To address the insufficient robustness of multimodal 3D detection in autonomous driving under sensor missingness or unseen modality combinations, this paper proposes a parameter-efficient fine-tuning framework based on deep metric learning. Methodologically, it innovatively integrates LoRA with adapter modules to align and dynamically fuse heterogeneous modalities—including LiDAR, camera, radar, IMU, and GNSS—within a shared latent space, enabling reliable detection from arbitrary subsets of input modalities for the first time. The framework significantly enhances robustness against rapid motion, adverse weather conditions, and cross-domain distribution shifts. Evaluated on the nuScenes benchmark, it achieves state-of-the-art performance in both detection accuracy and cross-scene stability, demonstrating superior generalization capability and practical applicability.

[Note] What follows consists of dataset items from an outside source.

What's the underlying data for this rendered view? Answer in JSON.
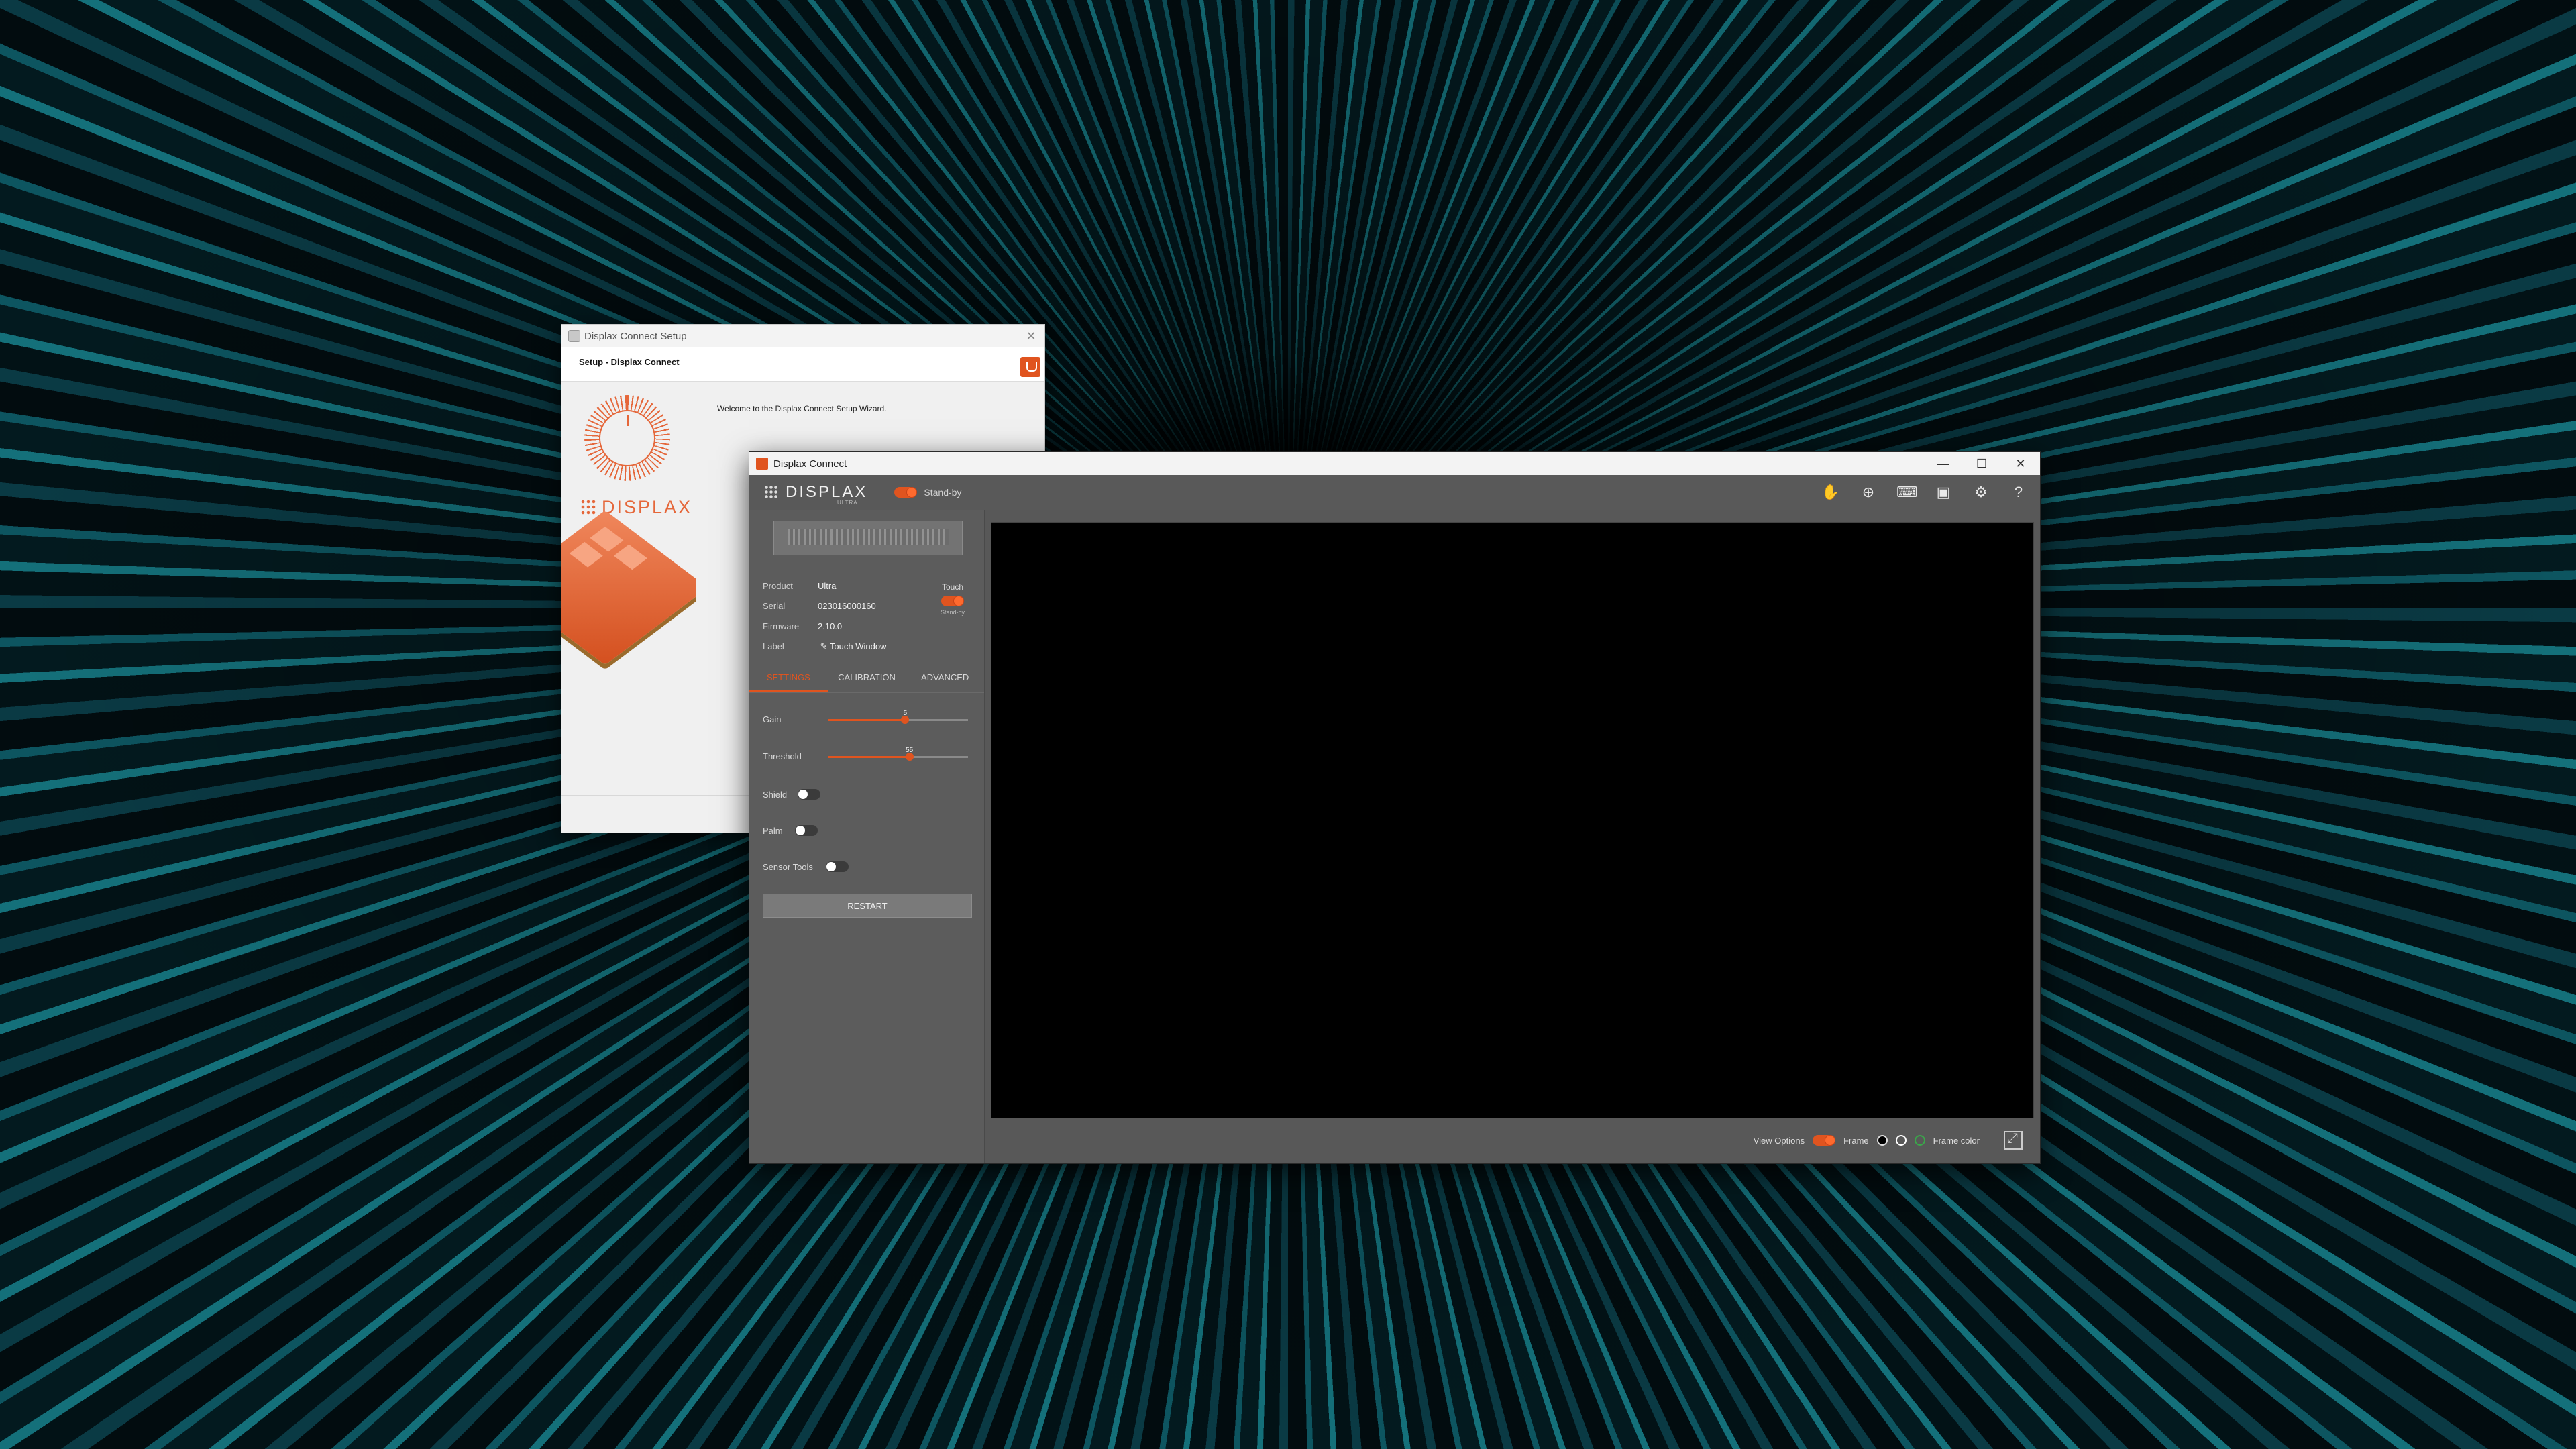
{
  "setup": {
    "title": "Displax Connect Setup",
    "header_title": "Setup - Displax Connect",
    "brand": "DISPLAX",
    "welcome": "Welcome to the Displax Connect Setup Wizard.",
    "close": "✕"
  },
  "main": {
    "title": "Displax Connect",
    "window_buttons": {
      "minimize": "—",
      "maximize": "☐",
      "close": "✕"
    },
    "logo": "DISPLAX",
    "logo_sub": "ULTRA",
    "standby_label": "Stand-by",
    "toolbar_icons": [
      "hand-icon",
      "support-icon",
      "keyboard-icon",
      "display-icon",
      "gear-icon",
      "help-icon"
    ],
    "device": {
      "product_label": "Product",
      "product": "Ultra",
      "serial_label": "Serial",
      "serial": "023016000160",
      "firmware_label": "Firmware",
      "firmware": "2.10.0",
      "label_label": "Label",
      "label": "Touch Window",
      "touch_label": "Touch",
      "touch_state": "Stand-by"
    },
    "tabs": [
      "SETTINGS",
      "CALIBRATION",
      "ADVANCED"
    ],
    "active_tab": 0,
    "settings": {
      "gain_label": "Gain",
      "gain_value": "5",
      "gain_fraction": 0.55,
      "threshold_label": "Threshold",
      "threshold_value": "55",
      "threshold_fraction": 0.58,
      "shield_label": "Shield",
      "shield_on": false,
      "palm_label": "Palm",
      "palm_on": false,
      "sensor_tools_label": "Sensor Tools",
      "sensor_tools_on": false,
      "restart_label": "RESTART"
    },
    "view_options": {
      "label": "View Options",
      "frame_label": "Frame",
      "frame_color_label": "Frame color",
      "colors": [
        "#000000",
        "#ffffff",
        "#3aa84a"
      ]
    },
    "accent": "#e0541f"
  }
}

This study introduces PEFT-DML, a parameter-efficient deep metric learning framework for robust multi-modal 3D object detection in autonomous driving. Unlike conventional models that assume fixed sensor availability, PEFT-DML maps diverse modalities (LiDAR, radar, camera, IMU, GNSS) into a shared latent space, enabling reliable detection even under sensor dropout or unseen modality class combinations. By integrating Low-Rank Adaptation (LoRA) and adapter layers, PEFT-DML achieves significant training efficiency while enhancing robustness to fast motion, weather variability, and domain shifts. Experiments on benchmarks nuScenes demonstrate superior accuracy.